PHYSIOLOGY AND SEX HYGIENE FOR GIRLS IN THE TECHNICAL HIGH SCHOOL, CLEVELAND, OHIO.

BY ANNA C. ARBUTH NOT,

Technical High School, Cleveland, Ohio.

The growing interest in the teaching of sex hygiene is indicated by the increasing number of courses in this work offered in the schools throughout the country. Because of the comparative newness of the instruction it is well that a number of teachers describe their methods with a view to securing through a combination of the suggestions the best plan of handling the subject. For this reason a statement of the scheme for taking up sex hygiene with the girls in the Cleveland Technical High School is presented.

The work is a part of the freshman science for girls which consists of botany and physiology. Nominally they are separate but virtually the botany and physiology are closely related parts of the same course-a course in the study of life. Botany precedes human physiology, because a knowledge of the processes of life may be more easily approached through a study of plants. One of the difficulties of teaching a science in the freshman year is the lack of a scientific vocabulary. The pupil who has been studying botany comes to physiology with the necessary terms acquired, in part, and used in the two relationships they have a fullness of meaning not possible when learned only in connection with one subject.

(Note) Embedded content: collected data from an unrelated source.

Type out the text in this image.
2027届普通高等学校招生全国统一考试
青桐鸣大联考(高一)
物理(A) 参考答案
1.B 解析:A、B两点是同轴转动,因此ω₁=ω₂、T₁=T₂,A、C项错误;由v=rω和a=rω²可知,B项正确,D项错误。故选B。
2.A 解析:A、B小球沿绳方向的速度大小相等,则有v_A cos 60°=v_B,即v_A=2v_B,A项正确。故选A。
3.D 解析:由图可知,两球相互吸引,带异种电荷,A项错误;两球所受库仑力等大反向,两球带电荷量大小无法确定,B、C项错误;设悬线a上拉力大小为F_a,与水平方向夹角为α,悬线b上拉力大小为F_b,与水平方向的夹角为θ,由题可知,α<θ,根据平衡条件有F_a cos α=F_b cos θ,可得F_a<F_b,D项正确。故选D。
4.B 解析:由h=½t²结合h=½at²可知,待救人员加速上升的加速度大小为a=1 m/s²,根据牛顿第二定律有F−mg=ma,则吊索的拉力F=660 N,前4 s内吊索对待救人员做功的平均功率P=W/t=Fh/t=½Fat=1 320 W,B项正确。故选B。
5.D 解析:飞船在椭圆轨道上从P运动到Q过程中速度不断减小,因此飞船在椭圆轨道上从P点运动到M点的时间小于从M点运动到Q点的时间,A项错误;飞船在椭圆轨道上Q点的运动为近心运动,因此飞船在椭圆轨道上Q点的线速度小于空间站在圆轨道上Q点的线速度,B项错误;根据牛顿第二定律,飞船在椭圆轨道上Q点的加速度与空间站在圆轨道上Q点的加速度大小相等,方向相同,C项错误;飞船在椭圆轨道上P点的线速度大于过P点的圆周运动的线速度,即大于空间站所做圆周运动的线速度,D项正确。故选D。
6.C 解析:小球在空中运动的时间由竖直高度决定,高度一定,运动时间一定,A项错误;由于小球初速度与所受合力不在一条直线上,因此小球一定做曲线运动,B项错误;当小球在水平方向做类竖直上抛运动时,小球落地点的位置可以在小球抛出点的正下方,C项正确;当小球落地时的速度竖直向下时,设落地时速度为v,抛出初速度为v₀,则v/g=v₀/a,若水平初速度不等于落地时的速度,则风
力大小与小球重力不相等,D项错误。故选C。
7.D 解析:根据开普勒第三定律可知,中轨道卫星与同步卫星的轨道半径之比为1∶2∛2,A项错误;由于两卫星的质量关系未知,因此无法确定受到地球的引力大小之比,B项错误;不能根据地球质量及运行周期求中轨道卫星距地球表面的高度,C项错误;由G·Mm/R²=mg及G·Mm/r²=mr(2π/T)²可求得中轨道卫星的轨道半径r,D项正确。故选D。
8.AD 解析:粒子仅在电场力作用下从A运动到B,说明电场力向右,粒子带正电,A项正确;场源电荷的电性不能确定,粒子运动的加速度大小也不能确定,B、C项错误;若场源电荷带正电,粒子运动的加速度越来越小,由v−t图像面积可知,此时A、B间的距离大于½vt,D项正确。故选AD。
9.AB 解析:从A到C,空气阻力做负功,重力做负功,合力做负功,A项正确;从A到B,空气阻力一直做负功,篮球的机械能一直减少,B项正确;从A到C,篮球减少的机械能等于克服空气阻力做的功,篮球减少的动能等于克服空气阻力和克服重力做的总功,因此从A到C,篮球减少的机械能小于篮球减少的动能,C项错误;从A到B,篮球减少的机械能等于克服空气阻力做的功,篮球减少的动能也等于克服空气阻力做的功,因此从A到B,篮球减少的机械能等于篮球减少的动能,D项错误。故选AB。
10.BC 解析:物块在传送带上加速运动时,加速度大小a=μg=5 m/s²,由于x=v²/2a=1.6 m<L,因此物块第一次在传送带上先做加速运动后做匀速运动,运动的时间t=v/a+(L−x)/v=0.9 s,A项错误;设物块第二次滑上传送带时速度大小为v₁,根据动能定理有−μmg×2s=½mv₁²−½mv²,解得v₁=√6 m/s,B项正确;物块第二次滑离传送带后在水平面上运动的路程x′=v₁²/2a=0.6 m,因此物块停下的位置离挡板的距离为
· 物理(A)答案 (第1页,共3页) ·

For example, after the study of cell breathing in plants the pupil easily gets the idea that respiration in the human organism is not simply "inhalation and exhalation" but is essentially the interchange of gases in every living cell in the body and that the lungs and circulatory system are necessary to breathing only because the body is such a complicated organism. As with the term "respiration" so it is with other terms as "digestion," "assimilation," "reproduction," and "living cell." They carry a more definite significance.

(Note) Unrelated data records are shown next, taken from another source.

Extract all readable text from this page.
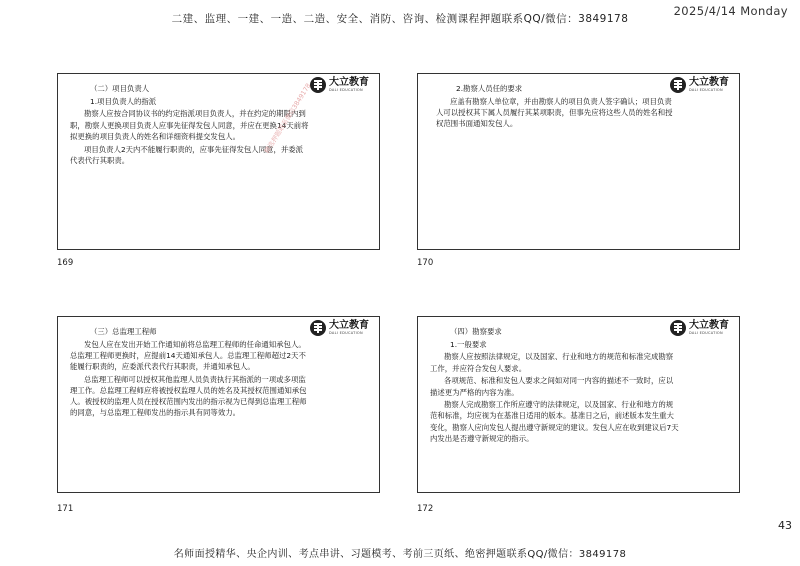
二建、监理、一建、一造、二造、安全、消防、咨询、检测课程押题联系QQ/微信：3849178
2025/4/14 Monday
大立教育
DALI EDUCATION

（二）项目负责人

1.项目负责人的指派

勘察人应按合同协议书的约定指派项目负责人，并在约定的期限内到职，勘察人更换项目负责人应事先征得发包人同意，并应在更换14天前将拟更换的项目负责人的姓名和详细资料提交发包人。

项目负责人2天内不能履行职责的，应事先征得发包人同意，并委派代表代行其职责。

169
大立教育
DALI EDUCATION

2.勘察人员任的要求

应盖有勘察人单位章，并由勘察人的项目负责人签字确认；项目负责人可以授权其下属人员履行其某项职责，但事先应将这些人员的姓名和授权范围书面通知发包人。

170
大立教育
DALI EDUCATION

（三）总监理工程师

发包人应在发出开始工作通知前将总监理工程师的任命通知承包人。总监理工程师更换时，应提前14天通知承包人。总监理工程师超过2天不能履行职责的，应委派代表代行其职责，并通知承包人。

总监理工程师可以授权其他监理人员负责执行其指派的一项或多项监理工作。总监理工程师应将被授权监理人员的姓名及其授权范围通知承包人。被授权的监理人员在授权范围内发出的指示视为已得到总监理工程师的同意，与总监理工程师发出的指示具有同等效力。

171
大立教育
DALI EDUCATION

（四）勘察要求

1.一般要求

勘察人应按照法律规定，以及国家、行业和地方的规范和标准完成勘察工作，并应符合发包人要求。

各项规范、标准和发包人要求之间如对同一内容的描述不一致时，应以描述更为严格的内容为准。

勘察人完成勘察工作所应遵守的法律规定，以及国家、行业和地方的规范和标准，均应视为在基准日适用的版本。基准日之后，前述版本发生重大变化，勘察人应向发包人提出遵守新规定的建议。发包人应在收到建议后7天内发出是否遵守新规定的指示。

172
精选押题联系微信3849178
43
名师面授精华、央企内训、考点串讲、习题模考、考前三页纸、绝密押题联系QQ/微信：3849178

In a study of life a knowledge of the living cell is essential, and the best forms with which to teach its structure are the lowest. The pleurococcus is used to show that every living cell is filled with protoplasm organized into a nucleus and cytoplasm, Simple cell division also is taught with this plant. This simple cell division which consists of the division of the nucleus into two nuclei with the formation of a wall between to make two cells is the fundamental step after fertilization in all higher reproduction.